Ora per il Pd è già tempo di riflessioni, e la segreteria convocata ieri sera in fretta e furia e durata ore ne è un segnale inequivocabile. Non è un mistero che nella cerchia ristretta di Elly Schlein si guardasse ai ballottaggi di ieri con grande ottimismo, convinti che potessero fare da trampolino per la maratona che porterà alle elezioni europee del prossimo anno.

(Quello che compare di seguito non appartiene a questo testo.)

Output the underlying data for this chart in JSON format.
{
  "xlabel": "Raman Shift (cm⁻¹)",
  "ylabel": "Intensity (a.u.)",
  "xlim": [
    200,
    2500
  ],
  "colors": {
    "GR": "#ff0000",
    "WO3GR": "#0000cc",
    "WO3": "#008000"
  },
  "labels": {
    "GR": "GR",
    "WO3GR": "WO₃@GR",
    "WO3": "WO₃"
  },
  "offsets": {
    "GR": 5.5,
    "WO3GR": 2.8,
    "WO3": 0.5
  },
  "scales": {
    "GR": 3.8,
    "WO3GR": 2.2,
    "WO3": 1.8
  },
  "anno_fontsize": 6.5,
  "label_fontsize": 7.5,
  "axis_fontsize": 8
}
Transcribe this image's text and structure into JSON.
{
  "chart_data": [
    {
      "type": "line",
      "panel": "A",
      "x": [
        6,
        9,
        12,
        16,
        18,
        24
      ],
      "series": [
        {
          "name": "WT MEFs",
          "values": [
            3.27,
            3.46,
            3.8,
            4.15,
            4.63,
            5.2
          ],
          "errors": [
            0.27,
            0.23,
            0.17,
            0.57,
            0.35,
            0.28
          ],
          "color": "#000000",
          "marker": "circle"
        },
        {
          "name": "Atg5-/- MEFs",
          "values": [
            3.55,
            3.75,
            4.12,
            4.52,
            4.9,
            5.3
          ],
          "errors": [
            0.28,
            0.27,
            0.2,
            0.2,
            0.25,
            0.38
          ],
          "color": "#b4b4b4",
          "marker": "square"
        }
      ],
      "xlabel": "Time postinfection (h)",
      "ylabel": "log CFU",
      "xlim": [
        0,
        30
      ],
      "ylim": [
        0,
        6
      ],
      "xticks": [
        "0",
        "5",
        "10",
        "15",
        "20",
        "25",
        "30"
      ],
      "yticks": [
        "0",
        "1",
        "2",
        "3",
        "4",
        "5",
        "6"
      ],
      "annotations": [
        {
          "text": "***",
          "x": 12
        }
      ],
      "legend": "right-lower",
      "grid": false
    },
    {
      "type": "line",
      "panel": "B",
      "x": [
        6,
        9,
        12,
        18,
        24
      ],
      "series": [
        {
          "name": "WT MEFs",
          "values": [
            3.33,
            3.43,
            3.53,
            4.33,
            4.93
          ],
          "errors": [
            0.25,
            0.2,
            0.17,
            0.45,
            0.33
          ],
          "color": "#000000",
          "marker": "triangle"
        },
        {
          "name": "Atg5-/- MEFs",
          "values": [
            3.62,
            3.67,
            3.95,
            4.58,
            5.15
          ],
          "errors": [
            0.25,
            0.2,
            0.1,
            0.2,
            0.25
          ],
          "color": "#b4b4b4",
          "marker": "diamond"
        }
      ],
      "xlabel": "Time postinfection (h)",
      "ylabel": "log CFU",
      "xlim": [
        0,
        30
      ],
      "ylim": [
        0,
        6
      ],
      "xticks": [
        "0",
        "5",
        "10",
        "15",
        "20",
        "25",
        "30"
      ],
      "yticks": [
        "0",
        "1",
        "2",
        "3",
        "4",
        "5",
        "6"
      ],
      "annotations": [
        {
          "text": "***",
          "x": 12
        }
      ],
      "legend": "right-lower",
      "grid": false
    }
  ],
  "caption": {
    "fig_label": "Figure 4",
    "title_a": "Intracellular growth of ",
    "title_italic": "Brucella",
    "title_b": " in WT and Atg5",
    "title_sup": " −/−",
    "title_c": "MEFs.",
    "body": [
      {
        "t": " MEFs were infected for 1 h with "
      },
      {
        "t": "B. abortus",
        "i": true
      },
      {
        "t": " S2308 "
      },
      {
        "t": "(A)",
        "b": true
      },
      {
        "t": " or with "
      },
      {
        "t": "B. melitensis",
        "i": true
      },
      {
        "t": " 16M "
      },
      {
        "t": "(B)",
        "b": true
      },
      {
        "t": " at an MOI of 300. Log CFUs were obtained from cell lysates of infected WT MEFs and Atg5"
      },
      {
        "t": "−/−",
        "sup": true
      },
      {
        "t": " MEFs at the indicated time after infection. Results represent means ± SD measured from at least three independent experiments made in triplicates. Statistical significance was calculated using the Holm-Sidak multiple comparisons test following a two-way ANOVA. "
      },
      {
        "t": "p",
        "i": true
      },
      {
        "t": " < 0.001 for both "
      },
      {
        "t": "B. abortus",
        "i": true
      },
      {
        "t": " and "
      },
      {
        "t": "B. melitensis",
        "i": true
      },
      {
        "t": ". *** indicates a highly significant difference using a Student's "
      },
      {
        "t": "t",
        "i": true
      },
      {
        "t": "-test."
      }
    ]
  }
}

Così non è stato e il risveglio è brutale. Toccherà ora alla leader decidere se il risultato sia figlio di una situazione fin troppo degradata, e di un vento che spinge la destra in tutta Europa. E quindi dovrà capire se si tratta solo di insistere, per risalire la china, o se è già tempo di apportare dei correttivi. in un partito che non perdona le sconfitte, che ha cambiato tanti segretari in pochi anni e con un’area riformista che si sente ingiustamente penalizzata, che la attende seduta sulla riva e che chiede di discutere. Il giudizio a caldo di Elly Schlein è che non si cambia il corso delle cose in pochi mesi, e che costruire l’alternativa non spetta al solo Pd. Una reazione tutta in difesa, diversa dai toni a cui la segretaria ci aveva abituati.
Alleanze in bilico
Ma proprio la ricerca dell’alternativa segnala che è tempo di crisi anche per i Cinque stelle, che si sono dimostrati di fatto ininfluenti. È più che probabile che il risultato non faciliti il dialogo con il Pd, sia perché i dem mirano a contendere il loro elettorato, sia perché le alleanze si sono mostrate perdenti. Tanto più con Giuseppe Conte che sente la sua leadership minacciata da sondaggi sfavorevoli, e con Chiara Appendino e Virginia Raggi alle quali una parte del Movimento guarda per una svolta che li riporti alle origini. Se i leader di Sinistra italiana, Angelo Bonelli e Nicola Fratoianni, invitano le opposizioni a costruire un percorso comune, è proprio nella periferia del loro partito che si fa strada anche l’idea che per conquistare il consenso di chi si sente più a sinistra sia necessario prendere le distanze proprio dal Pd. Ed è ancora Carlo Calenda a rivendicare che non si batte il sovranismo con il populismo. Tutte posizioni più che note, che rendono però evidente che quella di ieri per le opposizioni non è stata soltanto una sconfitta, ma anche un’ulteriore ferita che allontana la possibilità, e forse anche la volontà, di costruire un’alleanza in grado di competere con il centrodestra.